Thursday, September 11, 2008

Question For Chevy Volt Engineers

I listened to Russ Roberts interview Jonathan Rauch about the Chevy Volt. GM is making a grand and highly risky attempt to come to market in 2010 with the Volt, which is supposed to be completely electric. It has a battery with a range of forty miles and if you happen to drive any more than forty miles in one day (most people don't) a gas generator kicks in to provide electricity.

The are a variety of things that could go wrong, and if they do they'll go wrong in the public eye. GM has suffered greatly from the conspiracy theories surrounding the EV1, so they've decided to bring this car from prototype to market more or less publicly rather than in secret. GM is also suffering greatly from unions and a massive amount of overhead paying off all those benefits people have rung out of them over the years, so they are hoping such a high risk venture will pay off.

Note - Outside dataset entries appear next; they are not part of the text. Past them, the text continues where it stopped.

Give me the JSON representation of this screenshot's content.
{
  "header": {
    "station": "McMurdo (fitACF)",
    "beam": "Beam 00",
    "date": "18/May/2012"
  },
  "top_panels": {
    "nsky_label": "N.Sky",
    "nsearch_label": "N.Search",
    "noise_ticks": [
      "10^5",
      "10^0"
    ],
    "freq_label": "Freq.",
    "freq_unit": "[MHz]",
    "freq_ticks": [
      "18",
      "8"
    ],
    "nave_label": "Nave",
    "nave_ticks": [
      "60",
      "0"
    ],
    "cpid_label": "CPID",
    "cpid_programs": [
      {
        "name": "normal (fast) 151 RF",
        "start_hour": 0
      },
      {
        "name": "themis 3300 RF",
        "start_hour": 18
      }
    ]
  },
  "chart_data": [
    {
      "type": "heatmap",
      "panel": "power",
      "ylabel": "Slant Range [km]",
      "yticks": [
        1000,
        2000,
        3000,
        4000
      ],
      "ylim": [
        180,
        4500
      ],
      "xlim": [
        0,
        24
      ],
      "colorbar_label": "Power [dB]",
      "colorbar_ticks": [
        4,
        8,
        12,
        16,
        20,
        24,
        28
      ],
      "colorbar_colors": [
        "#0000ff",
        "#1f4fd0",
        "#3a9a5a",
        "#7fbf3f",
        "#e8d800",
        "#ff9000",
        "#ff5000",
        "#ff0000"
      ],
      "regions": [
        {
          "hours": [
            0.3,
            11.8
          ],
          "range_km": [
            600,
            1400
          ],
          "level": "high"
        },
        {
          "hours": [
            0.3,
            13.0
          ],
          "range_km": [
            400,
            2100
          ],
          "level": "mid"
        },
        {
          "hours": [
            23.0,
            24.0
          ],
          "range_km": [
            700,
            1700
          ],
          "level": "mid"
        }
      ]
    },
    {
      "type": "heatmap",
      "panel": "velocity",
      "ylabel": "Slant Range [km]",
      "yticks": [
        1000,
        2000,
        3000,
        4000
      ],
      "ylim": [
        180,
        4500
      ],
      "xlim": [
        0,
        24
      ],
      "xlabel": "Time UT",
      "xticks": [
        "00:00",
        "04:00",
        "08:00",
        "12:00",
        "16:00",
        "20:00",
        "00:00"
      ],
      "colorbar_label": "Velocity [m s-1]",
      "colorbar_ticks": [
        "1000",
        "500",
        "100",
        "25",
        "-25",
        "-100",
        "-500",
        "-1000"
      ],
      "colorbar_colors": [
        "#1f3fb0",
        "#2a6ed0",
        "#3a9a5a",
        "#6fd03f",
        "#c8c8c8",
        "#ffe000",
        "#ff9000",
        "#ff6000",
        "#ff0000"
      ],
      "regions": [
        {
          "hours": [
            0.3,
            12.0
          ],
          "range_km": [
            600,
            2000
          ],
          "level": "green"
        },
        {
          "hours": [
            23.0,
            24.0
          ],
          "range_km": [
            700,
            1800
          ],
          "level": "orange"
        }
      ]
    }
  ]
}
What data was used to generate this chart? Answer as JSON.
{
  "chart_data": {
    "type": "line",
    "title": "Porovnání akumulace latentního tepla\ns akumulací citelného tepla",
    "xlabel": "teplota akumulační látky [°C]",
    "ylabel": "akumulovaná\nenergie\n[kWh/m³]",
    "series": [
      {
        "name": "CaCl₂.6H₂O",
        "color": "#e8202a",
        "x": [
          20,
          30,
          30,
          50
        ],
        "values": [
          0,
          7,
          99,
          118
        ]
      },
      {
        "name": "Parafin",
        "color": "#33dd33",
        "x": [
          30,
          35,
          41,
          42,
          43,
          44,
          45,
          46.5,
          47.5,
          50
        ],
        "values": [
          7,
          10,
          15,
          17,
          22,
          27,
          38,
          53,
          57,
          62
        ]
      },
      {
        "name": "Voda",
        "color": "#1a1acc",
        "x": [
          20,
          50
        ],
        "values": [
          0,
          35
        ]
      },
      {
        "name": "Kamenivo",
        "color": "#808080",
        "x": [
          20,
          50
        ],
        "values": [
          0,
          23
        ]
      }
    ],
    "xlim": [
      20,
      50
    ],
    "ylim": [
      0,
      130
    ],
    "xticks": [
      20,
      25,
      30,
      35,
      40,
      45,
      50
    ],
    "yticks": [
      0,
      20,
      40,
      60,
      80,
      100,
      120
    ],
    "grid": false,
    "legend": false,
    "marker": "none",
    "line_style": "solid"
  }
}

So the idea of forty miles of battery life with a gas generator got me thinking. What if the thing works exactly as planned? What if I spend most of my days not driving over forty miles, plugging it in at night, etc...? What happens if the one time I actually do go over forty miles is something like three months after I filled the gas tank? Gas has a shelf life, as anyone who has ever had to deal with a lawnmower knows, so I suspect I might end up with a dead car.

I'm sure there are ways to deal with this problem, but it struck me as just the sort of thing nobody thinks about until the calls from irate grandmas stuck on the side of the road start coming in.